Our report is the result of a major group effort, and includes insights from nearly 100 individuals representing every sector of health care, including clinicians, hospitals and health systems, long-term and post-acute care (LTPAC) providers, health plans, life sciences organizations, EHR and other technology developers, data analytics companies, and patients. 

Some of the key findings and recommendations from the report include:

  • Leveraging the power of health information can improve the quality of care delivery and make it more seamless – but it requires private-sector leadership, in partnership with government, to bring the industry together to take action that benefits patients.
  • Technical interoperability benefits from information sharing across the healthcare landscape and especially among acute to post-acute and home health providers as it drives well-informed, coordinated and patient-centered care. Organizations should agree on common technology architecture and terminology to enable interoperability between EHRs, and other HIT platforms. 
  • Important government initiatives, including the implementation of the bipartisan 21st Century Cures Act, have moved our healthcare system closer to data interoperability. Leaders in the private sector have stepped up to the plate to facilitate data exchange.
  • Two key goals are highlighted to advance interoperability. The first is increasing interoperability at the point of care delivery, including hospitals, physician practices, pharmacies, laboratories, radiology, and long-term and post-acute care. The second is increasing patients’ access to their medical and health data. 
  • The HLC and BPC have developed a Vision for an Interoperable Healthcare System, identified priority areas and policy considerations, and are facilitating the next steps for health information interoperability. They are testing new models to advance interoperability including developing contracting language that would set baseline expectations and requirements for interoperability health information system. The two organizations are also developing a report card to track the advances the private sector is making and measure interoperability progress.
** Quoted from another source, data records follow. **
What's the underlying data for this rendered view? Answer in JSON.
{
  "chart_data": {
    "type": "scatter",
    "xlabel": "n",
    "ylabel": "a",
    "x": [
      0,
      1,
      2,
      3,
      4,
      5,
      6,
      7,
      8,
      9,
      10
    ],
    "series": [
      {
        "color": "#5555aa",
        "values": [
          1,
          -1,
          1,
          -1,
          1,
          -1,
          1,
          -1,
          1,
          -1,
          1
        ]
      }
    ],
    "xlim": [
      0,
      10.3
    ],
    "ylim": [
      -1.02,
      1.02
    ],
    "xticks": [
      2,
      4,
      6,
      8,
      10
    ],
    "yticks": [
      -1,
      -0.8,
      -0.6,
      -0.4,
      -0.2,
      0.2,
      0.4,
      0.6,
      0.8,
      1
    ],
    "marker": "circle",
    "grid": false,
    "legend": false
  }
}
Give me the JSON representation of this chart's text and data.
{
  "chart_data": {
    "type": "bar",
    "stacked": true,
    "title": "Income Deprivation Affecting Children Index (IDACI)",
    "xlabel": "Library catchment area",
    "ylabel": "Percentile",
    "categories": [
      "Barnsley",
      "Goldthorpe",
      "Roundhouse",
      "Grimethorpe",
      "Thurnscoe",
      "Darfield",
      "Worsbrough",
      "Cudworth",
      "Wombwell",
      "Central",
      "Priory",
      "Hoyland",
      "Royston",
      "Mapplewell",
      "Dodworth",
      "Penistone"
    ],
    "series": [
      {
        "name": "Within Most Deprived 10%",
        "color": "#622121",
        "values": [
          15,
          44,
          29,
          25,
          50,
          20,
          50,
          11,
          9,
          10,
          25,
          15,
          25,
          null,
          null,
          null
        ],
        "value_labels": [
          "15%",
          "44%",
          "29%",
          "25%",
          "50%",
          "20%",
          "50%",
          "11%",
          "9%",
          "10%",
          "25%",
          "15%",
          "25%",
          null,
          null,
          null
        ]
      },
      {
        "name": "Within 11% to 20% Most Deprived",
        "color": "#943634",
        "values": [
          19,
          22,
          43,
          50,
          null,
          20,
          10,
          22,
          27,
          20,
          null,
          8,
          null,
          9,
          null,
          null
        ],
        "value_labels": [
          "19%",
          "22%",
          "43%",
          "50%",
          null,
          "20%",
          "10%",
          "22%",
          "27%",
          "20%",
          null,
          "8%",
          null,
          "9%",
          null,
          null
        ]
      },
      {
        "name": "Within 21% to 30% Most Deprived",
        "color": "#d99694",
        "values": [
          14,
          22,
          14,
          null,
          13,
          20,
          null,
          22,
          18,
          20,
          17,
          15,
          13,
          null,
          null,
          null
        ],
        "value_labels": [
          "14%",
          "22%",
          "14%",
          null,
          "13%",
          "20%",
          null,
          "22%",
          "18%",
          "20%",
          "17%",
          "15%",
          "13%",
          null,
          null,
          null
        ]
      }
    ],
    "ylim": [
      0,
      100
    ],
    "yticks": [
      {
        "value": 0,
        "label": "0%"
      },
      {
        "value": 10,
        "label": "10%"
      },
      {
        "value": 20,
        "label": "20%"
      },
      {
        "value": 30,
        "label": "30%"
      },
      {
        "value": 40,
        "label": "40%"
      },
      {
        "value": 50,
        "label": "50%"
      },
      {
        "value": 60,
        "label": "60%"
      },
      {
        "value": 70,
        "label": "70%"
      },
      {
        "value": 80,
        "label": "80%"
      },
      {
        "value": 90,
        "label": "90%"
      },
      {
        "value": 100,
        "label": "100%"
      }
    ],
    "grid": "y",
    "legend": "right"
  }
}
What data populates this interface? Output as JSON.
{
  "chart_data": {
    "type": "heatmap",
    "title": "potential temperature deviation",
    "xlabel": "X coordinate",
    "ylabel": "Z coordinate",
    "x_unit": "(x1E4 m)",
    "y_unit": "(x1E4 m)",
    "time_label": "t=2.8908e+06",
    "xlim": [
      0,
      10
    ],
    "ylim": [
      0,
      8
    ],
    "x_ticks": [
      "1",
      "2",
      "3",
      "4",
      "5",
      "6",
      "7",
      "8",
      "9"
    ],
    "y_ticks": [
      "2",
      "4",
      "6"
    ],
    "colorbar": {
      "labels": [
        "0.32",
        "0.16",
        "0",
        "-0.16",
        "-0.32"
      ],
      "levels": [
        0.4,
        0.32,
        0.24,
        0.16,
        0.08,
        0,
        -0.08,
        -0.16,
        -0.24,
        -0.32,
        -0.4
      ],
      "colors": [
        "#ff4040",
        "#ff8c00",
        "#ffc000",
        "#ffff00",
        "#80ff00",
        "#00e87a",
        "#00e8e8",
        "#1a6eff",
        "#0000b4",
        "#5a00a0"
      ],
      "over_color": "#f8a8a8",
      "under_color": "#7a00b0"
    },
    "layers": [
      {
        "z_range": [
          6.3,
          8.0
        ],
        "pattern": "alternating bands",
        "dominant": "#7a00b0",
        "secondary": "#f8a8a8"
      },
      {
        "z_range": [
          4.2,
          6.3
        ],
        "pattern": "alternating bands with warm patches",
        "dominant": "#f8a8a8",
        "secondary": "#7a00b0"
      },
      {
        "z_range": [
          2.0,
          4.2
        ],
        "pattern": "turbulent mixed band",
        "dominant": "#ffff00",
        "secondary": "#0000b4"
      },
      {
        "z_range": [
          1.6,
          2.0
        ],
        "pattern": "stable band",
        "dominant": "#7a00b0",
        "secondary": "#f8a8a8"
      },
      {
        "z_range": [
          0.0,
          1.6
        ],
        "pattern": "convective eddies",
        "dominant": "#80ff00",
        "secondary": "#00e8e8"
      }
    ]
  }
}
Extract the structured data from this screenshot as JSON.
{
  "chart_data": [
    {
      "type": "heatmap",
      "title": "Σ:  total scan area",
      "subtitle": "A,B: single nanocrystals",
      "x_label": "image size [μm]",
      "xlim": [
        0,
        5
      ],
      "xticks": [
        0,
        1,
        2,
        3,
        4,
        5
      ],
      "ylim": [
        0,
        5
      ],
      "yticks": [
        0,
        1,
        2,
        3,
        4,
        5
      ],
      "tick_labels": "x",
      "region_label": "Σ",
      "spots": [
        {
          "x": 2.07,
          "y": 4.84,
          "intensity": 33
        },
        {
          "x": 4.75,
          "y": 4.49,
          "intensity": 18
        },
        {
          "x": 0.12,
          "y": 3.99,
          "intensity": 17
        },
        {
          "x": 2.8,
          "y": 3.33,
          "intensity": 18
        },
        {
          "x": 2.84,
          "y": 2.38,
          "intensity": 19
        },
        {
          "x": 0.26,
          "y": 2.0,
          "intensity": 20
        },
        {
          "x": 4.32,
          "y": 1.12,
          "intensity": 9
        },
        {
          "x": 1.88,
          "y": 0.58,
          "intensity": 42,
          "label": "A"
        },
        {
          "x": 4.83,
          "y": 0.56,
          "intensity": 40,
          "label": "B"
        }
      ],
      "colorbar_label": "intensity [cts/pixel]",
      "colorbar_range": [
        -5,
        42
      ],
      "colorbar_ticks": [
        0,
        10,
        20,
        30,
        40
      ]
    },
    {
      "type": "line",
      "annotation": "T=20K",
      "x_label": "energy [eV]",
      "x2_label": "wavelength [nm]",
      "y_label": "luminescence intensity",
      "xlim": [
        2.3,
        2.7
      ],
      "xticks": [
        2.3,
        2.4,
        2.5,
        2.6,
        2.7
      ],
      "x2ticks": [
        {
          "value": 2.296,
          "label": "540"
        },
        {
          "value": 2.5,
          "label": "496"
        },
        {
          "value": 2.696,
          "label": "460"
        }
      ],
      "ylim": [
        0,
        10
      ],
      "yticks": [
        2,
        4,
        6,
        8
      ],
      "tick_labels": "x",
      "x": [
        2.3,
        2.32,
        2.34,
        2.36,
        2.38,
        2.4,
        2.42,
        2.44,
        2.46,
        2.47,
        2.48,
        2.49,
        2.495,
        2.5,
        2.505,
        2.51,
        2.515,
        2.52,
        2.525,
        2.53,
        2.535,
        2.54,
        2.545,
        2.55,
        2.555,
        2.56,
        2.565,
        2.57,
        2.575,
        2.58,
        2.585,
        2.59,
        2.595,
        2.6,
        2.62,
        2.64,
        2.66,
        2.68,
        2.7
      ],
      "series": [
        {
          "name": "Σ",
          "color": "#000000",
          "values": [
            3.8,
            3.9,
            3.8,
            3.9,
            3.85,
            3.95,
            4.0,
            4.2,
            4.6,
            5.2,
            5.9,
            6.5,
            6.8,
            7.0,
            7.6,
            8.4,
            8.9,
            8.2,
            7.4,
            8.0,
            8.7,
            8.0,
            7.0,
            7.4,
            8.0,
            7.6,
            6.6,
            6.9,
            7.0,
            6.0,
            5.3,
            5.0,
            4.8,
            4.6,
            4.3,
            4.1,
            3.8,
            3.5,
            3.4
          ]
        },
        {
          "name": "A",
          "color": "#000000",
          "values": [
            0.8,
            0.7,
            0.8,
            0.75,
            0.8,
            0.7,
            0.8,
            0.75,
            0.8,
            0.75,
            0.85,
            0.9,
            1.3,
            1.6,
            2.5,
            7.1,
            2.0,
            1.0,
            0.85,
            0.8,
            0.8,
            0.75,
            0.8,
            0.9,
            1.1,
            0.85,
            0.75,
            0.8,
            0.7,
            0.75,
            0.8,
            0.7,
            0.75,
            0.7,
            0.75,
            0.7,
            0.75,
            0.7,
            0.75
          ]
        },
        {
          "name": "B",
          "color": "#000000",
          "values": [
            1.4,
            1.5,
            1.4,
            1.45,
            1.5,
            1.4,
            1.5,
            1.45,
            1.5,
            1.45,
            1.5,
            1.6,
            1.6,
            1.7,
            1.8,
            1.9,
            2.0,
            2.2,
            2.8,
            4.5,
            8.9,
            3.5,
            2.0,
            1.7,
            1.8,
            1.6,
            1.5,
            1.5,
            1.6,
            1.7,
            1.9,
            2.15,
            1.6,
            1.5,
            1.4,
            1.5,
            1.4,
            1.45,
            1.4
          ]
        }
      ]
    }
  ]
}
The private and public sectors both have important roles to play when it comes to sharing valuable medical information. We need to stay aligned so we can accomplish the goal of turning an abundance of data into better health outcomes for patients.

Jeffrey Rose, MD is the senior vice president of clinical strategy for Hearst Health, leading care guidance initiatives that reach across the organization’s network of companies.Rose is a nationally recognized informaticist and fellowship-trained physician with proven expertise in the development, implementation and use of health information technology across the industry and in clinical practice.